Никодим помолчал и продолжил, смягчив тон.
— Ну, может быть, в юности важного. В вашем возрасте многое постигается ушами. А потом необходимость в общении уходит. Ничто мне так не мешало, как ненужное общение. Университетская болтовня, бессмысленные звонки… Коллеги берут тебя за пуговицу и высасывают из тебя твое время — капля за каплей. Я называл этих людей хронофагами, пожирателями времени.
Мне захотелось спросить, не являюсь ли хронофагом и я. Что-то меня от этого удержало — скорее всего, устрашающий вид самого слова. Я сказал:
— Общение со мной вам тоже не должно казаться слишком интересным.
— Интересным? Это слишком головное понятие, оно не определяет сути наших отношений. Мне кажется, что я могу быть вам полезен, и это наполняет наши отношения смыслом. Нравственным смыслом. — Никодим приподнял свой стул и полностью развернул его в мою сторону. — Точно так же, как беседы с вами полезны мне.
Не могу сказать, чтобы сказанное представлялось мне просто комплиментом (комплименты Никодиму были несвойственны), но даже в мыслях я был далек от того, чтобы рассматривать наши отношения как равные. Это были отношения учителя и ученика, со всей их взаимной пользой, с естественным и единственно возможным неравенством. Такого рода отношения были для меня новыми. Несмотря на вкус Анри к просветительству — а он и в самом деле знал гораздо больше меня — ничего похожего на чувство ученика я в пору нашей дружбы не испытывал. Где сейчас разлагалось его тело?
Вряд ли можно было бы придумать что-либо более странное, чем сравнение Анри с Никодимом. Общественный темперамент определял самую суть Анри, окрашивал каждый его поступок и каждое его слово. В противоположность ему к общественной жизни Никодим не испытывал ничего, кроме отвращения, считая ее соперницей и помехой для жизни внутренней.

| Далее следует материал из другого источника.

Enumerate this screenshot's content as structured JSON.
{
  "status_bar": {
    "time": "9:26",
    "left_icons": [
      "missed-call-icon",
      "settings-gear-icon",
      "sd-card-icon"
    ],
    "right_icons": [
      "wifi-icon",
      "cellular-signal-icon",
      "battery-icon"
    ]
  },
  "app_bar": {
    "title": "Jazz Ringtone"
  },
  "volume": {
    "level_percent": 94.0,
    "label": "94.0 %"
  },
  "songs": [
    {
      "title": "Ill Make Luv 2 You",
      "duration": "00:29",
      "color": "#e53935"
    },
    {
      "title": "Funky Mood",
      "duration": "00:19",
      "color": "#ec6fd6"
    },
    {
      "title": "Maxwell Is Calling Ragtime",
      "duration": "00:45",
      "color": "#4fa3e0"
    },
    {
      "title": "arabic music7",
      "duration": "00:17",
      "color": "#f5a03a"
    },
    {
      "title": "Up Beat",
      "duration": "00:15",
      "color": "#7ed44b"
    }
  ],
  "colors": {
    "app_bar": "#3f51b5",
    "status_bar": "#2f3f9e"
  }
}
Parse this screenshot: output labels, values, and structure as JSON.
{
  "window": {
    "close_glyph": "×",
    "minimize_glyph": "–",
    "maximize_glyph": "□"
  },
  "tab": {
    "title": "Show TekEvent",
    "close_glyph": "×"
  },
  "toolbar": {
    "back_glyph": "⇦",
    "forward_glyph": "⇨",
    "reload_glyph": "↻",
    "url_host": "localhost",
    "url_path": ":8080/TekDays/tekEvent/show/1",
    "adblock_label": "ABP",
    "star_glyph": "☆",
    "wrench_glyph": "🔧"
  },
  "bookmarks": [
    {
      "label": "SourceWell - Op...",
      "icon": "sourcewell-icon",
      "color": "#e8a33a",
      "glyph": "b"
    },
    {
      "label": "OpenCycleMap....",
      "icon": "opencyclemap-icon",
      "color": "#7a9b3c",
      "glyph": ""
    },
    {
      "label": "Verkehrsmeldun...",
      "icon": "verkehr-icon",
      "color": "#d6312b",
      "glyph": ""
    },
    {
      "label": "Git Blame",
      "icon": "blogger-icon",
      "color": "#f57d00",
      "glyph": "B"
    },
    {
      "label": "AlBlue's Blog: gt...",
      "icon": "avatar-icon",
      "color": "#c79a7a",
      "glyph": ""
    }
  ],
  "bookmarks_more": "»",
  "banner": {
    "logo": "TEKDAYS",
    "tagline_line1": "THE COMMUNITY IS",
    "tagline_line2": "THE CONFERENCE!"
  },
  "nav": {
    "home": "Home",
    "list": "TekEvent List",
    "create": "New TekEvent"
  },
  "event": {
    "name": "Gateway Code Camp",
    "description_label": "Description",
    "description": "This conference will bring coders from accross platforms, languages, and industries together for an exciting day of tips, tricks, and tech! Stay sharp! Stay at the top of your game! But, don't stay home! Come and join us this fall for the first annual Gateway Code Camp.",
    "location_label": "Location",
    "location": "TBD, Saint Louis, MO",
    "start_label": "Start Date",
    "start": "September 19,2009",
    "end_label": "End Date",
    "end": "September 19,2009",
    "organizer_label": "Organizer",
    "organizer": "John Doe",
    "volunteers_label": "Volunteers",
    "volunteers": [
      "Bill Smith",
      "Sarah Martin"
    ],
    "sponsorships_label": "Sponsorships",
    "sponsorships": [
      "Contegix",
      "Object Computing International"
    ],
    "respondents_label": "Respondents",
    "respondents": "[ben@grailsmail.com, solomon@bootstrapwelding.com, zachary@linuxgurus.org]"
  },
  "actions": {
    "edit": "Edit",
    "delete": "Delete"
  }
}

Не слишком считаясь с моим собственным общественным прошлым, он довольно презрительно высказывался о партиях, идеологиях и прочих вещах, сковывавших, по его выражению, Божественную свободу человека. Всякое общественное объединение представлялось ему не только насилием над личностью, но и гипнозом ее, заставлявшим мириться с тем, что раньше она сочла бы для себя неприемлемым. Не менее сурово обличал Никодим и идеологию:
— Сказав А, принадлежащий к той или иной идеологии чувствует обязанность сказать и Б. Только зачем? Рядом эти буквы находятся только в алфавите.
— Но в любой идеологии есть своя логика. Вы принимаете не просто буквы, вы принимаете логику их расположения. Зачем же открывать велосипед, если идеология — это система, в которой уже все продумано?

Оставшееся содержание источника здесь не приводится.